Face à cette « inefficacité structurelle », la médiation togolaise défend une doctrine en quatre points :
- Faire de Lomé un laboratoire prouvant que l’Afrique peut piloter ses propres processus de paix avec rigueur.
- Restaurer une cohérence stratégique entre les États, les institutions africaines et la mise en œuvre sur le terrain.
- Privilégier l’opérationnalisation des cadres existants plutôt que d’en créer de nouveaux, via une feuille de route réaliste.
- Replacer les populations au cœur de l’évaluation, en mesurant la paix par des critères concrets : sécurité, accès aux services, retour de la confiance.
Une « voie africaine » pour une paix « utile et durable »

Le Président Gnassingbé a résumé cette philosophie lors de son discours, affirmant que « la paix que nous cherchons à construire doit être utile, tangible et durable » et être « avant tout au service des femmes, des hommes et des communautés qui subissent les conséquences du conflit ».
Cette approche a reçu le soutien public de Mahamoud Ali Youssouf, président de la Commission de l’UA, et de Téte António, représentant du président angolais, qui y voient l’empreinte d’« une voie purement africaine ».
Lomé, nouveau centre de gravité diplomatique pour la paix en RDC ?
En se positionnant comme une plateforme de convergence et de suivi crédible, le Togo affiche une ambition diplomatique majeure.
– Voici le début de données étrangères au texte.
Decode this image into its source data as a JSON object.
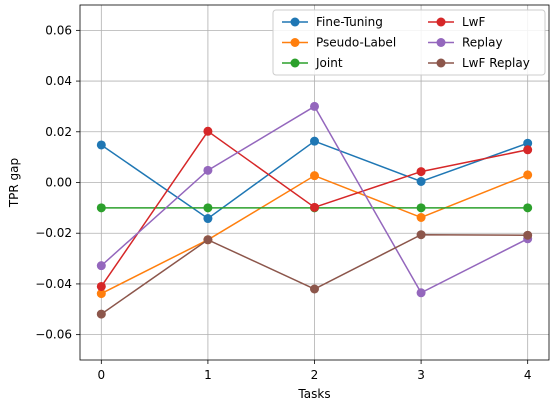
{
  "chart_data": {
    "type": "line",
    "title": "",
    "xlabel": "Tasks",
    "ylabel": "TPR gap",
    "x": [
      0,
      1,
      2,
      3,
      4
    ],
    "xlim": [
      -0.2,
      4.2
    ],
    "ylim": [
      -0.07,
      0.07
    ],
    "xticks": [
      0,
      1,
      2,
      3,
      4
    ],
    "xtick_labels": [
      "0",
      "1",
      "2",
      "3",
      "4"
    ],
    "yticks": [
      -0.06,
      -0.04,
      -0.02,
      0.0,
      0.02,
      0.04,
      0.06
    ],
    "ytick_labels": [
      "−0.06",
      "−0.04",
      "−0.02",
      "0.00",
      "0.02",
      "0.04",
      "0.06"
    ],
    "grid": true,
    "legend_position": "top-right",
    "series": [
      {
        "name": "Fine-Tuning",
        "color": "#1f77b4",
        "values": [
          0.0148,
          -0.0142,
          0.0163,
          0.0004,
          0.0155
        ]
      },
      {
        "name": "Pseudo-Label",
        "color": "#ff7f0e",
        "values": [
          -0.0438,
          -0.0226,
          0.0027,
          -0.0138,
          0.003
        ]
      },
      {
        "name": "Joint",
        "color": "#2ca02c",
        "values": [
          -0.01,
          -0.01,
          -0.01,
          -0.01,
          -0.01
        ]
      },
      {
        "name": "LwF",
        "color": "#d62728",
        "values": [
          -0.041,
          0.0202,
          -0.0098,
          0.0043,
          0.0129
        ]
      },
      {
        "name": "Replay",
        "color": "#9467bd",
        "values": [
          -0.0328,
          0.0048,
          0.03,
          -0.0435,
          -0.0222
        ]
      },
      {
        "name": "LwF Replay",
        "color": "#8c564b",
        "values": [
          -0.0519,
          -0.0226,
          -0.042,
          -0.0206,
          -0.0208
        ]
      }
    ]
  }
}
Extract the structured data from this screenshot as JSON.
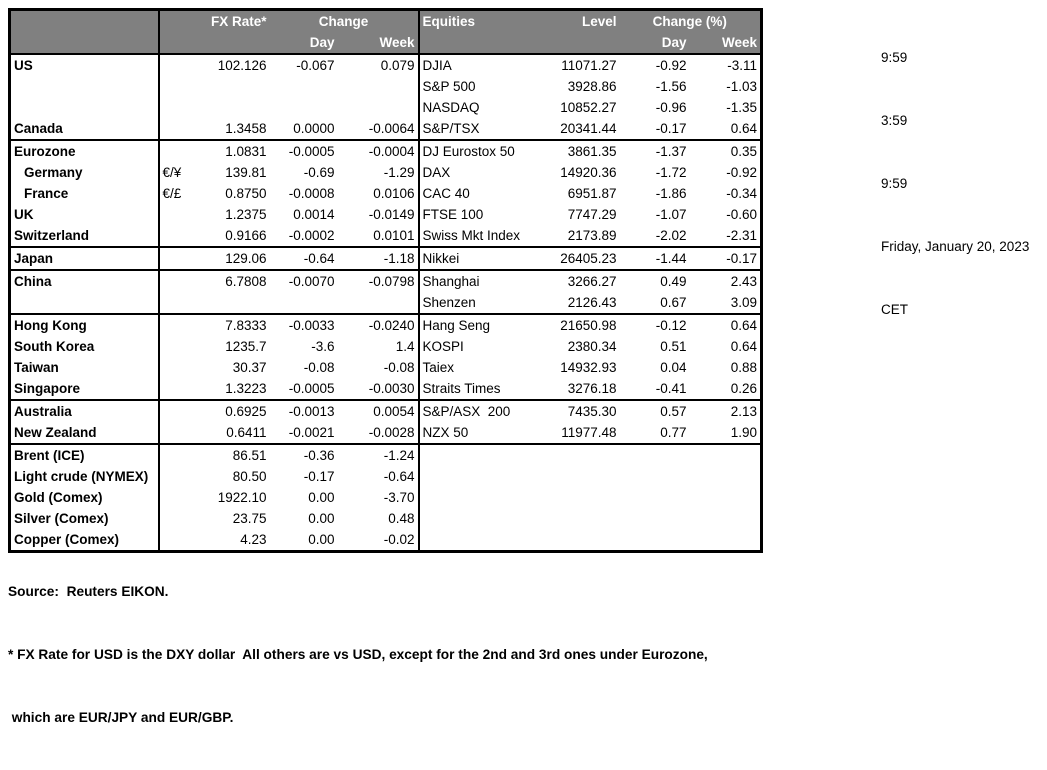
{
  "colors": {
    "header_bg": "#808080",
    "header_text": "#ffffff",
    "border": "#000000",
    "text": "#000000",
    "background": "#ffffff"
  },
  "header": {
    "fx_rate": "FX Rate*",
    "change": "Change",
    "fx_day": "Day",
    "fx_week": "Week",
    "equities": "Equities",
    "level": "Level",
    "change_pct": "Change (%)",
    "eq_day": "Day",
    "eq_week": "Week"
  },
  "info": {
    "lines": [
      "9:59",
      "3:59",
      "9:59",
      "Friday, January 20, 2023",
      "CET"
    ]
  },
  "rows": [
    {
      "country": "US",
      "symbol": "",
      "fx_rate": "102.126",
      "fx_day": "-0.067",
      "fx_week": "0.079",
      "eq_name": "DJIA",
      "eq_level": "11071.27",
      "eq_day": "-0.92",
      "eq_week": "-3.11"
    },
    {
      "country": "",
      "symbol": "",
      "fx_rate": "",
      "fx_day": "",
      "fx_week": "",
      "eq_name": "S&P 500",
      "eq_level": "3928.86",
      "eq_day": "-1.56",
      "eq_week": "-1.03"
    },
    {
      "country": "",
      "symbol": "",
      "fx_rate": "",
      "fx_day": "",
      "fx_week": "",
      "eq_name": "NASDAQ",
      "eq_level": "10852.27",
      "eq_day": "-0.96",
      "eq_week": "-1.35"
    },
    {
      "country": "Canada",
      "symbol": "",
      "fx_rate": "1.3458",
      "fx_day": "0.0000",
      "fx_week": "-0.0064",
      "eq_name": "S&P/TSX",
      "eq_level": "20341.44",
      "eq_day": "-0.17",
      "eq_week": "0.64"
    },
    {
      "sep": true,
      "country": "Eurozone",
      "symbol": "",
      "fx_rate": "1.0831",
      "fx_day": "-0.0005",
      "fx_week": "-0.0004",
      "eq_name": "DJ Eurostox 50",
      "eq_level": "3861.35",
      "eq_day": "-1.37",
      "eq_week": "0.35"
    },
    {
      "indent": true,
      "country": "Germany",
      "symbol": "€/¥",
      "fx_rate": "139.81",
      "fx_day": "-0.69",
      "fx_week": "-1.29",
      "eq_name": "DAX",
      "eq_level": "14920.36",
      "eq_day": "-1.72",
      "eq_week": "-0.92"
    },
    {
      "indent": true,
      "country": "France",
      "symbol": "€/£",
      "fx_rate": "0.8750",
      "fx_day": "-0.0008",
      "fx_week": "0.0106",
      "eq_name": "CAC 40",
      "eq_level": "6951.87",
      "eq_day": "-1.86",
      "eq_week": "-0.34"
    },
    {
      "country": "UK",
      "symbol": "",
      "fx_rate": "1.2375",
      "fx_day": "0.0014",
      "fx_week": "-0.0149",
      "eq_name": "FTSE 100",
      "eq_level": "7747.29",
      "eq_day": "-1.07",
      "eq_week": "-0.60"
    },
    {
      "country": "Switzerland",
      "symbol": "",
      "fx_rate": "0.9166",
      "fx_day": "-0.0002",
      "fx_week": "0.0101",
      "eq_name": "Swiss Mkt Index",
      "eq_level": "2173.89",
      "eq_day": "-2.02",
      "eq_week": "-2.31"
    },
    {
      "sep": true,
      "country": "Japan",
      "symbol": "",
      "fx_rate": "129.06",
      "fx_day": "-0.64",
      "fx_week": "-1.18",
      "eq_name": "Nikkei",
      "eq_level": "26405.23",
      "eq_day": "-1.44",
      "eq_week": "-0.17"
    },
    {
      "sep": true,
      "country": "China",
      "symbol": "",
      "fx_rate": "6.7808",
      "fx_day": "-0.0070",
      "fx_week": "-0.0798",
      "eq_name": "Shanghai",
      "eq_level": "3266.27",
      "eq_day": "0.49",
      "eq_week": "2.43"
    },
    {
      "country": "",
      "symbol": "",
      "fx_rate": "",
      "fx_day": "",
      "fx_week": "",
      "eq_name": "Shenzen",
      "eq_level": "2126.43",
      "eq_day": "0.67",
      "eq_week": "3.09"
    },
    {
      "sep": true,
      "country": "Hong Kong",
      "symbol": "",
      "fx_rate": "7.8333",
      "fx_day": "-0.0033",
      "fx_week": "-0.0240",
      "eq_name": "Hang Seng",
      "eq_level": "21650.98",
      "eq_day": "-0.12",
      "eq_week": "0.64"
    },
    {
      "country": "South Korea",
      "symbol": "",
      "fx_rate": "1235.7",
      "fx_day": "-3.6",
      "fx_week": "1.4",
      "eq_name": "KOSPI",
      "eq_level": "2380.34",
      "eq_day": "0.51",
      "eq_week": "0.64"
    },
    {
      "country": "Taiwan",
      "symbol": "",
      "fx_rate": "30.37",
      "fx_day": "-0.08",
      "fx_week": "-0.08",
      "eq_name": "Taiex",
      "eq_level": "14932.93",
      "eq_day": "0.04",
      "eq_week": "0.88"
    },
    {
      "country": "Singapore",
      "symbol": "",
      "fx_rate": "1.3223",
      "fx_day": "-0.0005",
      "fx_week": "-0.0030",
      "eq_name": "Straits Times",
      "eq_level": "3276.18",
      "eq_day": "-0.41",
      "eq_week": "0.26"
    },
    {
      "sep": true,
      "country": "Australia",
      "symbol": "",
      "fx_rate": "0.6925",
      "fx_day": "-0.0013",
      "fx_week": "0.0054",
      "eq_name": "S&P/ASX  200",
      "eq_level": "7435.30",
      "eq_day": "0.57",
      "eq_week": "2.13"
    },
    {
      "country": "New Zealand",
      "symbol": "",
      "fx_rate": "0.6411",
      "fx_day": "-0.0021",
      "fx_week": "-0.0028",
      "eq_name": "NZX 50",
      "eq_level": "11977.48",
      "eq_day": "0.77",
      "eq_week": "1.90"
    },
    {
      "sep": true,
      "country": "Brent (ICE)",
      "symbol": "",
      "fx_rate": "86.51",
      "fx_day": "-0.36",
      "fx_week": "-1.24",
      "eq_name": "",
      "eq_level": "",
      "eq_day": "",
      "eq_week": ""
    },
    {
      "country": "Light crude (NYMEX)",
      "symbol": "",
      "fx_rate": "80.50",
      "fx_day": "-0.17",
      "fx_week": "-0.64",
      "eq_name": "",
      "eq_level": "",
      "eq_day": "",
      "eq_week": ""
    },
    {
      "country": "Gold (Comex)",
      "symbol": "",
      "fx_rate": "1922.10",
      "fx_day": "0.00",
      "fx_week": "-3.70",
      "eq_name": "",
      "eq_level": "",
      "eq_day": "",
      "eq_week": ""
    },
    {
      "country": "Silver (Comex)",
      "symbol": "",
      "fx_rate": "23.75",
      "fx_day": "0.00",
      "fx_week": "0.48",
      "eq_name": "",
      "eq_level": "",
      "eq_day": "",
      "eq_week": ""
    },
    {
      "country": "Copper (Comex)",
      "symbol": "",
      "fx_rate": "4.23",
      "fx_day": "0.00",
      "fx_week": "-0.02",
      "eq_name": "",
      "eq_level": "",
      "eq_day": "",
      "eq_week": ""
    }
  ],
  "footer": {
    "lines": [
      "Source:  Reuters EIKON.",
      "* FX Rate for USD is the DXY dollar  All others are vs USD, except for the 2nd and 3rd ones under Eurozone,",
      " which are EUR/JPY and EUR/GBP."
    ]
  }
}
La réunion de Lomé n’est pas conçue comme un énième sommet symbolique, mais comme un moment de vérité destiné à harmoniser tous les processus en cours (Washington, Doha, Paris) et à imposer une feuille de route unique et contraignante.
Il s’agit pour Faure Gnassingbé, en tant que médiateur UA, de transformer l’essai de sa récente médiation réussie au Soudan et d’imposer le modèle togolais : une médiation discrète, préparée, pragmatique et focalisée sur l’exécution, comme nouvelle norme pour la résolution des conflits africains.